N${}_2$ sorption isotherm in SBA-15, measured at $77.9\mathrm{K}$. The dot-dashed, dashed, and solid lines represent sorption isotherms calculated based on the model of Saam and Cole for capillary condensation, while assuming a single radius, a unimodal, and a bimodal Gaussian pore radius distribution (as depicted in the inset and discussed in the text), respectively.

Figure 2

Specific-heat curves of cooling (solid line) and heating (dashed line) cycles for selected filling fractions $f$ indicated in the figure for N${}_2$. For the sake of readability, the curves are shifted vertically by an arbitrary offset.

Figure 3

Melting entropy (red, solid diamonds) and entropy related to the delayering transition (anomaly III) (blue, solid triangles) as a function of filling fraction $f$. The inset depicts a zoomed version of the anomaly III entropy as a function of filling fraction $f$. The dotted lines are guides for the eye.

Figure 4

Specific-heat freezing anomalies of Ar (solid lines) and ${\text{N}}_2$ (dashed lines) condensed in SBA-15 for selected filling fractions, as indicated in the figure, and plotted for a better comparison as a function of normalized temperature $\Theta$, where $\Theta =T/T_m$ and $T_m$ is the melting temperature of confined Ar and N${}_2$, respectively, defined by the peak of the melting anomaly in the case in which the pore condensate is assumed to be in contact with bulk crystallites ($f>1.10$).

Figure 5

Transition temperatures $T$ of the characteristic anomalies found in the specific heat of N${}_2$ in SBA-15 as a function of filling fraction and normalized to the bulk triple point $T_3$ of N${}_2$.

Figure 6

Incomplete freezing cycles as discussed in the text.
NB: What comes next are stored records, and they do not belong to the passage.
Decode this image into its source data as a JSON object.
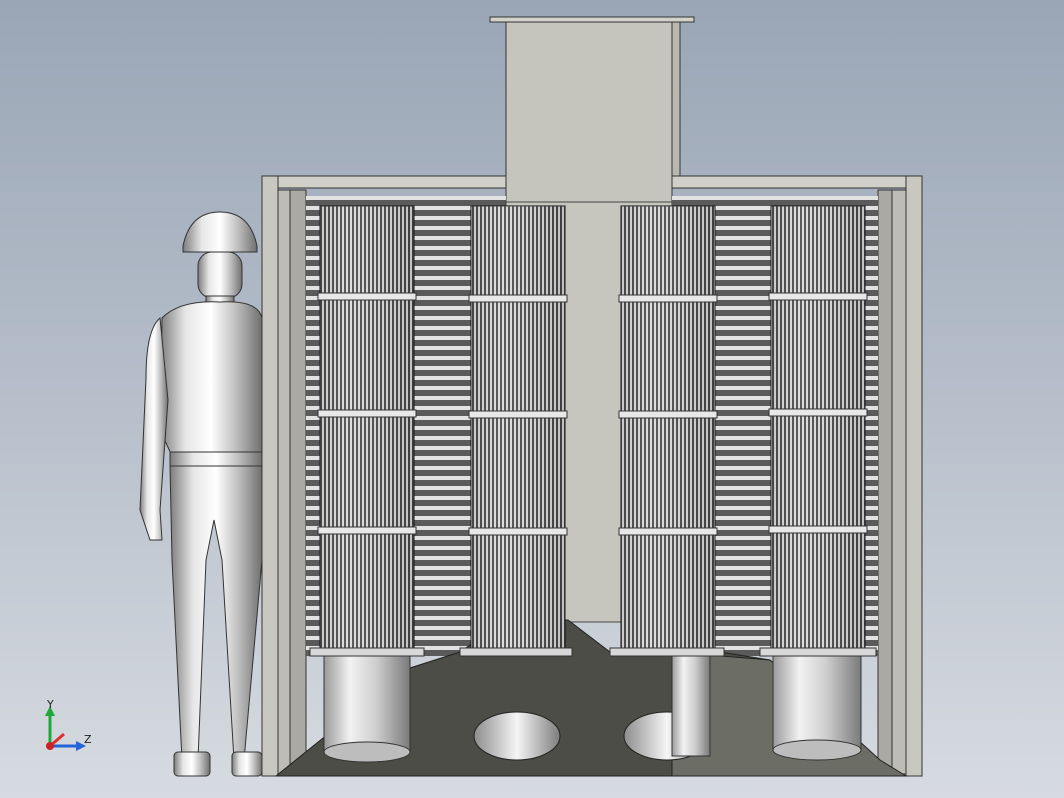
{
  "scene": {
    "model_type": "cartridge dust collector with human scale reference",
    "filter_count": 4,
    "colors": {
      "background_top": "#9aa6b6",
      "background_bottom": "#d7dbe1",
      "housing": "#c4c4bc",
      "filter_dark": "#2e2e2e",
      "filter_light": "#b9b9b9",
      "hopper": "#4b4d46",
      "figure_metal": "#d0d0d0"
    }
  },
  "triad": {
    "y_label": "Y",
    "z_label": "Z",
    "icon": "coordinate-axis-triad-icon"
  }
}
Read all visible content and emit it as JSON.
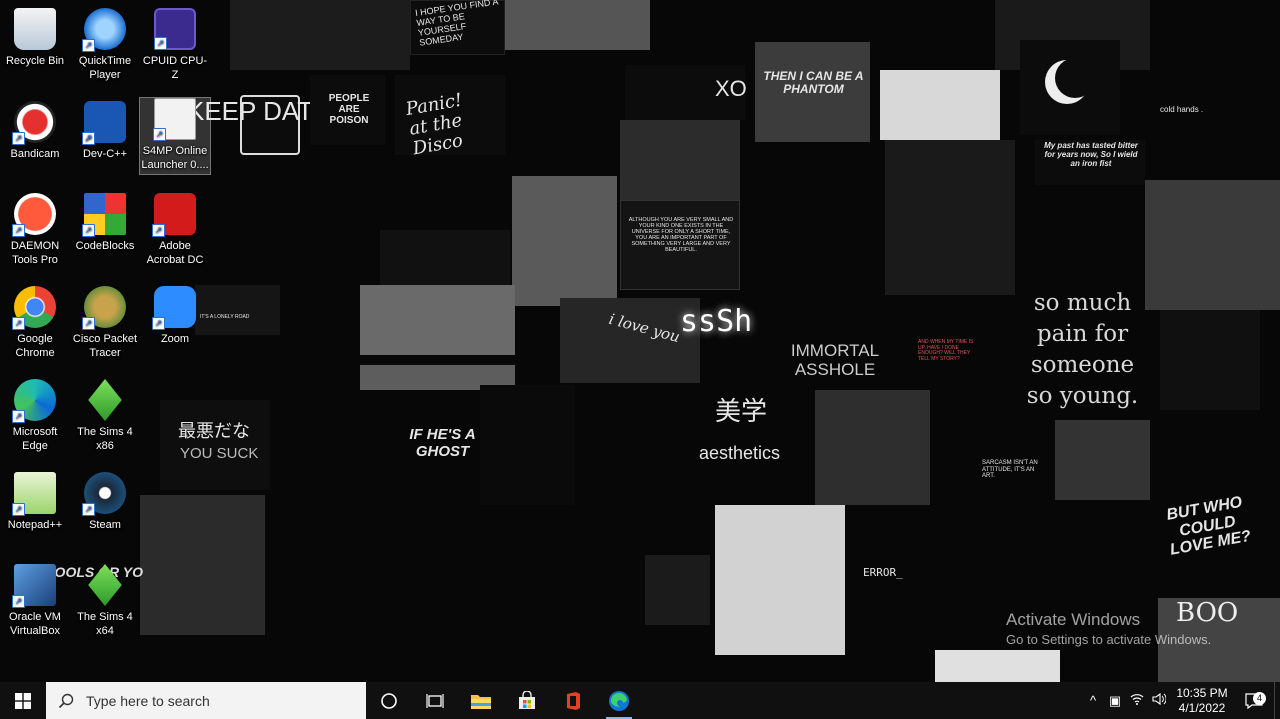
{
  "wallpaper": {
    "texts": {
      "hope": "I HOPE YOU FIND A WAY TO BE YOURSELF SOMEDAY",
      "keep": "KEEP DATE",
      "people": "PEOPLE ARE POISON",
      "panic": "Panic! at the Disco",
      "xo": "XO",
      "phantom": "THEN I CAN BE A PHANTOM",
      "cold": "cold hands .",
      "tasted": "My past has tasted bitter for years now, So I wield an iron fist",
      "although": "ALTHOUGH YOU ARE VERY SMALL AND YOUR KIND ONE EXISTS IN THE UNIVERSE FOR ONLY A SHORT TIME, YOU ARE AN IMPORTANT PART OF SOMETHING VERY LARGE AND VERY BEAUTIFUL.",
      "lonely": "IT'S A LONELY ROAD",
      "iloveyou": "i love you",
      "sssh": "ssSh",
      "immortal": "IMMORTAL ASSHOLE",
      "whenmytime": "AND WHEN MY TIME IS UP, HAVE I DONE ENOUGH? WILL THEY TELL MY STORY?",
      "somuch": "so much pain for someone so young.",
      "jp": "最悪だな",
      "yousuck": "YOU SUCK",
      "ifhes": "IF HE'S A GHOST",
      "bigaku": "美学",
      "aesthetics": "aesthetics",
      "sarcasm": "SARCASM ISN'T AN ATTITUDE, IT'S AN ART.",
      "butwho": "BUT WHO COULD LOVE ME?",
      "error": "ERROR_",
      "fools": "FOOLS OR YO",
      "boo": "BOO"
    }
  },
  "desktop_icons": [
    {
      "label": "Recycle Bin",
      "icon": "recycle-bin-icon"
    },
    {
      "label": "QuickTime Player",
      "icon": "quicktime-icon"
    },
    {
      "label": "CPUID CPU-Z",
      "icon": "cpuz-icon"
    },
    {
      "label": "Bandicam",
      "icon": "bandicam-icon"
    },
    {
      "label": "Dev-C++",
      "icon": "devcpp-icon"
    },
    {
      "label": "S4MP Online Launcher 0....",
      "icon": "s4mp-icon"
    },
    {
      "label": "DAEMON Tools Pro",
      "icon": "daemon-tools-icon"
    },
    {
      "label": "CodeBlocks",
      "icon": "codeblocks-icon"
    },
    {
      "label": "Adobe Acrobat DC",
      "icon": "acrobat-icon"
    },
    {
      "label": "Google Chrome",
      "icon": "chrome-icon"
    },
    {
      "label": "Cisco Packet Tracer",
      "icon": "packet-tracer-icon"
    },
    {
      "label": "Zoom",
      "icon": "zoom-icon"
    },
    {
      "label": "Microsoft Edge",
      "icon": "edge-icon"
    },
    {
      "label": "The Sims 4 x86",
      "icon": "sims4-icon"
    },
    {
      "label": "Notepad++",
      "icon": "notepadpp-icon"
    },
    {
      "label": "Steam",
      "icon": "steam-icon"
    },
    {
      "label": "Oracle VM VirtualBox",
      "icon": "virtualbox-icon"
    },
    {
      "label": "The Sims 4 x64",
      "icon": "sims4-icon"
    }
  ],
  "watermark": {
    "line1": "Activate Windows",
    "line2": "Go to Settings to activate Windows."
  },
  "taskbar": {
    "search_placeholder": "Type here to search",
    "pinned": [
      "task-view-icon",
      "file-explorer-icon",
      "microsoft-store-icon",
      "office-icon",
      "edge-icon"
    ],
    "clock_time": "10:35 PM",
    "clock_date": "4/1/2022",
    "notification_count": "4"
  },
  "colors": {
    "taskbar_bg": "#101010",
    "search_bg": "#f3f3f3",
    "accent": "#8ab4f8"
  }
}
The upper panels depict the freezing anomaly of complete freezing cycles for two selected filling fractions as references. The solid symbols indicate to which temperature, listed in the figure, the sample was cooled from 56.9 K before the heating scans (marked by numbers) started. The dotted lines represent the melting anomaly of a complete heating run with a virgin sample.

Figure 7

Incomplete melting cycles as discussed in the text. The upper panels depict the melting anomaly of complete freezing cycles for three selected filling fractions as references. The solid symbols indicate to which temperature, listed in the figure, the sample was heated before the cooling scans (indicated by numbers) started.